Caio prestou concurso público para provimento de cargo junto à Administração Pública, tendo sido aprovado. Em razão de litígio judicial pendente sobre o concurso público, Caio somente foi nomeado e empossado muitos meses depois da aprovação, após decisão judicial em seu favor. Tempos depois, Caio ajuizou ação em face do ente federativo, postulando indenização em razão da demora em sua investidura. Com base na legislação em vigor e na jurisprudência pátria, é correto afirmar que:
- A)Caio deveria ter postulado indenização antes de se tornar servidor público;
Errada, porque o direito à indenização não depende de Caio já ser servidor, mas sim da demonstração de ato ilícito e dano.
- B)Caio não faz jus à indenização, salvo na hipótese de demonstrada arbitrariedade flagrante da Administração Pública;
Certa, pois a jurisprudência só admite indenização pela demora na investidura quando houver arbitrariedade flagrante ou conduta ilícita da Administração.
- C)na hipótese descrita Caio não faz jus à indenização, uma vez que foi nomeado e empossado, sendo desnecessário se perquirir qualquer arbitrariedade da Administração Pública;
Errada, porque o simples fato de ter sido nomeado e empossado não afasta, por si só, eventual responsabilidade civil se houvesse abuso comprovado.

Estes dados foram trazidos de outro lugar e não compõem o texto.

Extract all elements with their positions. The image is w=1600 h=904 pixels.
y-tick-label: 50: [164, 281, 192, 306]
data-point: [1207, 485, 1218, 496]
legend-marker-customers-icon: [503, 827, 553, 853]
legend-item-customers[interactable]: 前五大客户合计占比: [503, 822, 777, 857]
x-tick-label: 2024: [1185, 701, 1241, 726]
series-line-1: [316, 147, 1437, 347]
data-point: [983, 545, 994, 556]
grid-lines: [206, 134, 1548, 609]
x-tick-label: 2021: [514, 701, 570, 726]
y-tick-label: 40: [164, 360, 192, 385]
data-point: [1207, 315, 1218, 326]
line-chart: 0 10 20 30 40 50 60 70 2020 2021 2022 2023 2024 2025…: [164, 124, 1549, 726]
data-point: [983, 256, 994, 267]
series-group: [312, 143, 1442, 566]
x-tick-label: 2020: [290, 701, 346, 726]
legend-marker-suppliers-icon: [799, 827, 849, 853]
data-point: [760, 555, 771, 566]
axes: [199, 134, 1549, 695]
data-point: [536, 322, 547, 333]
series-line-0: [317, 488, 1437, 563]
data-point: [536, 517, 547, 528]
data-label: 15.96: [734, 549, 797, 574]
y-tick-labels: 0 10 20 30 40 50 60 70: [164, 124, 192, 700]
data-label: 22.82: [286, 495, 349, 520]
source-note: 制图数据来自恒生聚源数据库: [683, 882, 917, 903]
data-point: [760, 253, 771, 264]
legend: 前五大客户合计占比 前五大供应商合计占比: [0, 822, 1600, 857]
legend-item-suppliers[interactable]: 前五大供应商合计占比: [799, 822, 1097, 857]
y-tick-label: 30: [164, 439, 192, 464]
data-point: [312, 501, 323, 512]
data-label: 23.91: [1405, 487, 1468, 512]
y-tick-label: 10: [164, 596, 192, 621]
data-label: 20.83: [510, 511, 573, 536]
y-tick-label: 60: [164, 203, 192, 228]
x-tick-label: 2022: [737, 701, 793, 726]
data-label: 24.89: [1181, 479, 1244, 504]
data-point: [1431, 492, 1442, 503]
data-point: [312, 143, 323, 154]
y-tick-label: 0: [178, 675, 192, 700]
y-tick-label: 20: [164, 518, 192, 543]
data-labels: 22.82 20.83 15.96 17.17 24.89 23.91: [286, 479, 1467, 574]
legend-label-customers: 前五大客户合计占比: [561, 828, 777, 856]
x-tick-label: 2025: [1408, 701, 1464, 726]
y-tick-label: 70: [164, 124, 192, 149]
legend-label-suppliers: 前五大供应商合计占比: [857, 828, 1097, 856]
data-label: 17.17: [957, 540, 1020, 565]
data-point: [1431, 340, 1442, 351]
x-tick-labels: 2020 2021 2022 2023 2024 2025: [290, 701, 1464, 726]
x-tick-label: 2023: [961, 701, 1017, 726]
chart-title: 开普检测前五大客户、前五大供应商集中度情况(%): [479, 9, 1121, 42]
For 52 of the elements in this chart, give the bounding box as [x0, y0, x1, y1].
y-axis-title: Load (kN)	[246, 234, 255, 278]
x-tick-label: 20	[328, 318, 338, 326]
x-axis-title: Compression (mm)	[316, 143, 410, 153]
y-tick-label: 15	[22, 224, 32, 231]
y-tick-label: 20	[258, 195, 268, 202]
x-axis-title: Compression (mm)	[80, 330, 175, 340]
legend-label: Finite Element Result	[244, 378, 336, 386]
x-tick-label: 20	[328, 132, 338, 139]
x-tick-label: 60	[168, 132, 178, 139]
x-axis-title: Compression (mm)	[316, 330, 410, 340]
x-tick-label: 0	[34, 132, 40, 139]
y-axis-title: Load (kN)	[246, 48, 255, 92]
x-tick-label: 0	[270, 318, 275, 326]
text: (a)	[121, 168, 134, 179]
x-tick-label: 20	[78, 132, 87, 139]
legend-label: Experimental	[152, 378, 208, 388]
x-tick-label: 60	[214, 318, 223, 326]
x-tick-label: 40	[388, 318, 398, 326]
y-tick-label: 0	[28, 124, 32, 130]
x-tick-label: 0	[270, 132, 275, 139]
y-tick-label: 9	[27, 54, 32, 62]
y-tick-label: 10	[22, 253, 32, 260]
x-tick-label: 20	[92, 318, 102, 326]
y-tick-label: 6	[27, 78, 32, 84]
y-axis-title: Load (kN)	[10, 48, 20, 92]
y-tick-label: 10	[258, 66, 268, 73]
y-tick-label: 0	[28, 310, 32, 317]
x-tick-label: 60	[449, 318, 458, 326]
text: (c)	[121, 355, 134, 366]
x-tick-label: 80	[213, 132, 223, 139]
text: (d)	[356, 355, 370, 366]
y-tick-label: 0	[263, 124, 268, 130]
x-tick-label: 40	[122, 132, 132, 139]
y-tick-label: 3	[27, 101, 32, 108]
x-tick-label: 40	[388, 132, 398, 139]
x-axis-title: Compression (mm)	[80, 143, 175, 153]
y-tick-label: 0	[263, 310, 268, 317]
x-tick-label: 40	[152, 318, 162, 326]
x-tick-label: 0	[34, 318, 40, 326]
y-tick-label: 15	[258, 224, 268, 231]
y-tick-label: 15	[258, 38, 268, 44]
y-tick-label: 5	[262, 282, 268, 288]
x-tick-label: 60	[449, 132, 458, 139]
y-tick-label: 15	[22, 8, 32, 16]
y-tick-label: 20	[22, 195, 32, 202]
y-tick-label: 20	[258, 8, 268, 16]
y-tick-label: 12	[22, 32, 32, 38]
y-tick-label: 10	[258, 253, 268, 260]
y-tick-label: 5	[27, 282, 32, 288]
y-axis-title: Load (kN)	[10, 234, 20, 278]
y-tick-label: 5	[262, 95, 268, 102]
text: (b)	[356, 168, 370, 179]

- D)Caio faz jus à indenização em razão da demora em sua investidura, ainda que não constatada arbitrariedade da Administração Pública, pois seu direito à nomeação e posse era líquido e certo;
Errada, pois o direito líquido e certo à nomeação e posse não gera automaticamente indenização pela demora, sem prova de ilicitude administrativa.
- E)na hipótese descrita, constatada arbitrariedade flagrante da Administração Pública, Caio deverá buscar indenização diretamente em face do agente público responsável pela demora.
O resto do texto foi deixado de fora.